Dissertation. l'Universite Paris VI - Pierre et Marie Curie. 2010. - 178 p.
In this thesis, we propose solutions to reduce training time and memory requirements of learning algorithms while keeping strong performances in accuracy. In particular, among all the machine learning models, we focus on Support Vector Machines (SVMs) that are standard methods mostly used for automatic classification. We extensively describe them in Chapter 2 Throughout this dissertation, we propose different original algorithms for learning SVMs, depending on the final task they are destined to. First, in Chapter 3, we study the learning process of Stochastic Gradient Descent for the particular case of linear SVMs. This leads us to define and validate the new SGD-QN algorithm. Then we introduce a brand new learning principle: the Process/Reprocess strategy. We present three algorithms implementing it. The Huller and LaSVM are discussed in Chapter
4. They are designed towards training SVMs for binary classification.
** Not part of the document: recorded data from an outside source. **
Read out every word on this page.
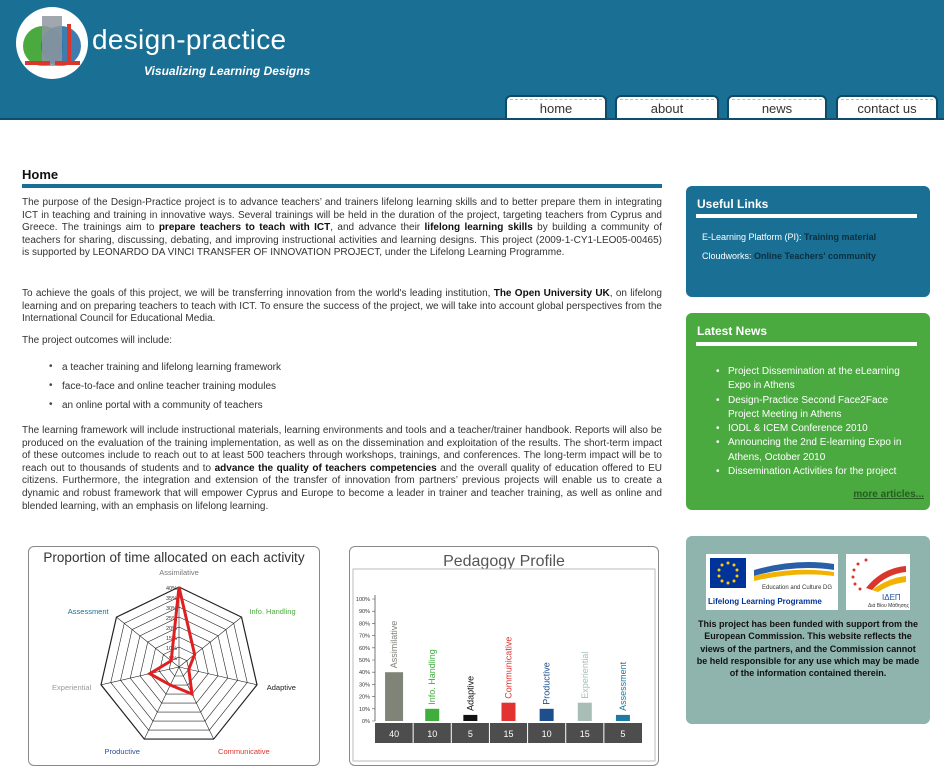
design-practice
Visualizing Learning Designs
home	about	news	contact us
Home
The purpose of the Design-Practice project is to advance teachers’ and trainers lifelong learning skills and to better prepare them in integrating ICT in teaching and training in innovative ways. Several trainings will be held in the duration of the project, targeting teachers from Cyprus and Greece. The trainings aim to prepare teachers to teach with ICT, and advance their lifelong learning skills by building a community of teachers for sharing, discussing, debating, and improving instructional activities and learning designs. This project (2009-1-CY1-LEO05-00465) is supported by LEONARDO DA VINCI TRANSFER OF INNOVATION PROJECT, under the Lifelong Learning Programme.
To achieve the goals of this project, we will be transferring innovation from the world's leading institution, The Open University UK, on lifelong learning and on preparing teachers to teach with ICT. To ensure the success of the project, we will take into account global perspectives from the International Council for Educational Media.
The project outcomes will include:
• a teacher training and lifelong learning framework
• face-to-face and online teacher training modules
• an online portal with a community of teachers
The learning framework will include instructional materials, learning environments and tools and a teacher/trainer handbook. Reports will also be produced on the evaluation of the training implementation, as well as on the dissemination and exploitation of the results. The short-term impact of these outcomes include to reach out to at least 500 teachers through workshops, trainings, and conferences. The long-term impact will be to reach out to thousands of students and to advance the quality of teachers competencies and the overall quality of education offered to EU citizens. Furthermore, the integration and extension of the transfer of innovation from partners’ previous projects will enable us to create a dynamic and robust framework that will empower Cyprus and Europe to become a leader in trainer and teacher training, as well as online and blended learning, with an emphasis on lifelong learning.
Proportion of time allocated on each activity
40%
35%
30%
25%
20%
15%
10%
5%
Assimilative
Info. Handling
Adaptive
Communicative
Productive
Experiential
Assessment
Pedagogy Profile
0%
10%
20%
30%
40%
50%
60%
70%
80%
90%
100%
Assimilative
40
Info. Handling
10
Adaptive
5
Communicative
15
Productive
10
Experiential
15
Assessment
5
Useful Links
E-Learning Platform (PI): Training material
Cloudworks: Online Teachers' community
Latest News
• Project Dissemination at the eLearning Expo in Athens
• Design-Practice Second Face2Face Project Meeting in Athens
• IODL & ICEM Conference 2010
• Announcing the 2nd E-learning Expo in Athens, October 2010
• Dissemination Activities for the project
more articles...
Education and Culture DG
Lifelong Learning Programme	ΙΔΕΠ
Διά Βίου Μάθησης
This project has been funded with support from the European Commission. This website reflects the views of the partners, and the Commission cannot be held responsible for any use which may be made of the information contained therein.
For the more complex task of structured output prediction, we refine intensively LaSVM: this results in the LaRank algorithm which is detailed in Chapter
5. Finally, in Chapter 6 is introduced the original framework of learning under ambiguous supervision which we apply to the task of semantic parsing of natural language. Each algorithm introduced in this thesis achieves state-of-the-art performances, especially in terms of training speed. Almost all of them have been published in international peer-reviewed journals or conference proceedings. Corresponding implementations have also been released. As much as possible, we always keep the description of our innovative methods as generic as possible because we want to ease the design of any further derivation. Indeed, many directions can be followed to carry on with what we present in this dissertation. We list some of them in Chapter 7.